I uploaded my plugin to the plugin marketplace, and it prompted that there are 7 critical issues (marked in red) that need to be fixed. I used intelliJ-plugin-verifier (version 1.388) to scan my plugin package, and the scan results showed dozens of issues, none of which were marked as critical (in red). How can I determine which issues in my own scan results will be intercepted by the plugin marketplace?
As shown in the figure, the left side is the result of the plugin marketplace scan, and the right side is the result of my own scan.
May I ask, the plugin marketplace has also detected some compatibility problems. After analysis, some of them are false positives. How should we handle these?
In addition, for the issues identified by the plugin marketplace, we have analyzed them and provided email responses. However, we have not yet received any response from the plugin marketplace. Could you please help inquire about this?
CefBrowser.getTools() has a dedicated discussion: Accessing DevTools Programmatically in IDEA 2025.3 . Note that the Plugin Verifier is not able to distinguish between production usage and internal debugging usage. All code inside the plugin artifact is considered to be production ready.
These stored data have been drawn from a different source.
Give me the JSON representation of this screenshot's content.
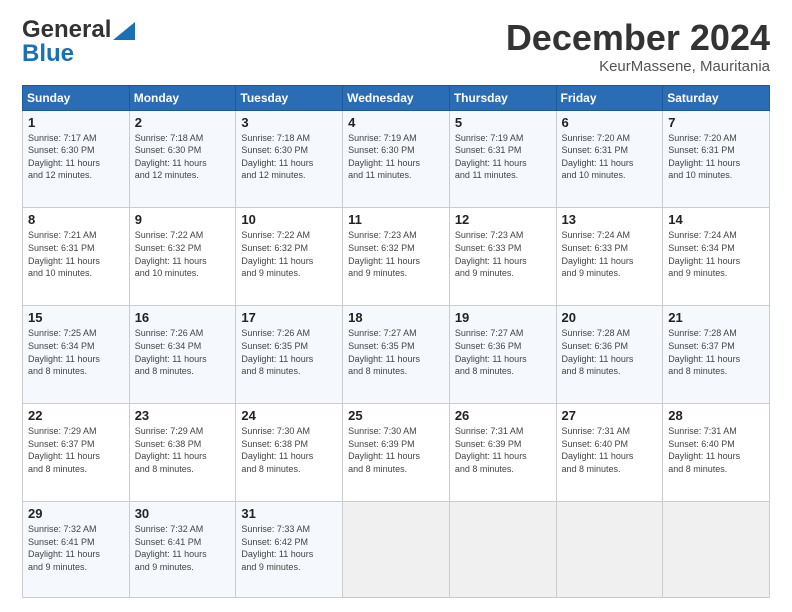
{
  "header": {
    "logo_line1": "General",
    "logo_line2": "Blue",
    "month_title": "December 2024",
    "location": "KeurMassene, Mauritania"
  },
  "days_of_week": [
    "Sunday",
    "Monday",
    "Tuesday",
    "Wednesday",
    "Thursday",
    "Friday",
    "Saturday"
  ],
  "weeks": [
    [
      {
        "day": 1,
        "info": "Sunrise: 7:17 AM\nSunset: 6:30 PM\nDaylight: 11 hours\nand 12 minutes."
      },
      {
        "day": 2,
        "info": "Sunrise: 7:18 AM\nSunset: 6:30 PM\nDaylight: 11 hours\nand 12 minutes."
      },
      {
        "day": 3,
        "info": "Sunrise: 7:18 AM\nSunset: 6:30 PM\nDaylight: 11 hours\nand 12 minutes."
      },
      {
        "day": 4,
        "info": "Sunrise: 7:19 AM\nSunset: 6:30 PM\nDaylight: 11 hours\nand 11 minutes."
      },
      {
        "day": 5,
        "info": "Sunrise: 7:19 AM\nSunset: 6:31 PM\nDaylight: 11 hours\nand 11 minutes."
      },
      {
        "day": 6,
        "info": "Sunrise: 7:20 AM\nSunset: 6:31 PM\nDaylight: 11 hours\nand 10 minutes."
      },
      {
        "day": 7,
        "info": "Sunrise: 7:20 AM\nSunset: 6:31 PM\nDaylight: 11 hours\nand 10 minutes."
      }
    ],
    [
      {
        "day": 8,
        "info": "Sunrise: 7:21 AM\nSunset: 6:31 PM\nDaylight: 11 hours\nand 10 minutes."
      },
      {
        "day": 9,
        "info": "Sunrise: 7:22 AM\nSunset: 6:32 PM\nDaylight: 11 hours\nand 10 minutes."
      },
      {
        "day": 10,
        "info": "Sunrise: 7:22 AM\nSunset: 6:32 PM\nDaylight: 11 hours\nand 9 minutes."
      },
      {
        "day": 11,
        "info": "Sunrise: 7:23 AM\nSunset: 6:32 PM\nDaylight: 11 hours\nand 9 minutes."
      },
      {
        "day": 12,
        "info": "Sunrise: 7:23 AM\nSunset: 6:33 PM\nDaylight: 11 hours\nand 9 minutes."
      },
      {
        "day": 13,
        "info": "Sunrise: 7:24 AM\nSunset: 6:33 PM\nDaylight: 11 hours\nand 9 minutes."
      },
      {
        "day": 14,
        "info": "Sunrise: 7:24 AM\nSunset: 6:34 PM\nDaylight: 11 hours\nand 9 minutes."
      }
    ],
    [
      {
        "day": 15,
        "info": "Sunrise: 7:25 AM\nSunset: 6:34 PM\nDaylight: 11 hours\nand 8 minutes."
      },
      {
        "day": 16,
        "info": "Sunrise: 7:26 AM\nSunset: 6:34 PM\nDaylight: 11 hours\nand 8 minutes."
      },
      {
        "day": 17,
        "info": "Sunrise: 7:26 AM\nSunset: 6:35 PM\nDaylight: 11 hours\nand 8 minutes."
      },
      {
        "day": 18,
        "info": "Sunrise: 7:27 AM\nSunset: 6:35 PM\nDaylight: 11 hours\nand 8 minutes."
      },
      {
        "day": 19,
        "info": "Sunrise: 7:27 AM\nSunset: 6:36 PM\nDaylight: 11 hours\nand 8 minutes."
      },
      {
        "day": 20,
        "info": "Sunrise: 7:28 AM\nSunset: 6:36 PM\nDaylight: 11 hours\nand 8 minutes."
      },
      {
        "day": 21,
        "info": "Sunrise: 7:28 AM\nSunset: 6:37 PM\nDaylight: 11 hours\nand 8 minutes."
      }
    ],
    [
      {
        "day": 22,
        "info": "Sunrise: 7:29 AM\nSunset: 6:37 PM\nDaylight: 11 hours\nand 8 minutes."
      },
      {
        "day": 23,
        "info": "Sunrise: 7:29 AM\nSunset: 6:38 PM\nDaylight: 11 hours\nand 8 minutes."
      },
      {
        "day": 24,
        "info": "Sunrise: 7:30 AM\nSunset: 6:38 PM\nDaylight: 11 hours\nand 8 minutes."
      },
      {
        "day": 25,
        "info": "Sunrise: 7:30 AM\nSunset: 6:39 PM\nDaylight: 11 hours\nand 8 minutes."
      },
      {
        "day": 26,
        "info": "Sunrise: 7:31 AM\nSunset: 6:39 PM\nDaylight: 11 hours\nand 8 minutes."
      },
      {
        "day": 27,
        "info": "Sunrise: 7:31 AM\nSunset: 6:40 PM\nDaylight: 11 hours\nand 8 minutes."
      },
      {
        "day": 28,
        "info": "Sunrise: 7:31 AM\nSunset: 6:40 PM\nDaylight: 11 hours\nand 8 minutes."
      }
    ],
    [
      {
        "day": 29,
        "info": "Sunrise: 7:32 AM\nSunset: 6:41 PM\nDaylight: 11 hours\nand 9 minutes."
      },
      {
        "day": 30,
        "info": "Sunrise: 7:32 AM\nSunset: 6:41 PM\nDaylight: 11 hours\nand 9 minutes."
      },
      {
        "day": 31,
        "info": "Sunrise: 7:33 AM\nSunset: 6:42 PM\nDaylight: 11 hours\nand 9 minutes."
      },
      null,
      null,
      null,
      null
    ]
  ]
}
The same holds for CefRequestHandlerAdapter that is a part of 3rd party library that triggered an incompatible API change.
ContentImpl.get()method is simply not available. If you target multiple major API changes, the recommended strategy is to build multiple versions of plugins, compatible with specific target IDEs. Reflection is discouraged, but this usage is not even reflection-based. Furthermore, reconsider this particular API usage, as the Impl suggests that this API is more like internal.
Missing com.huawei.deveco: did you declare this dependency as optional in the plugin descriptor?
We at JetBrains are reading multiple channels. It is ok to sent an email, but for purely technical questions, this JetBrains Platform forum is the best place to discuss. We can escalate to proper teams or even answer directly.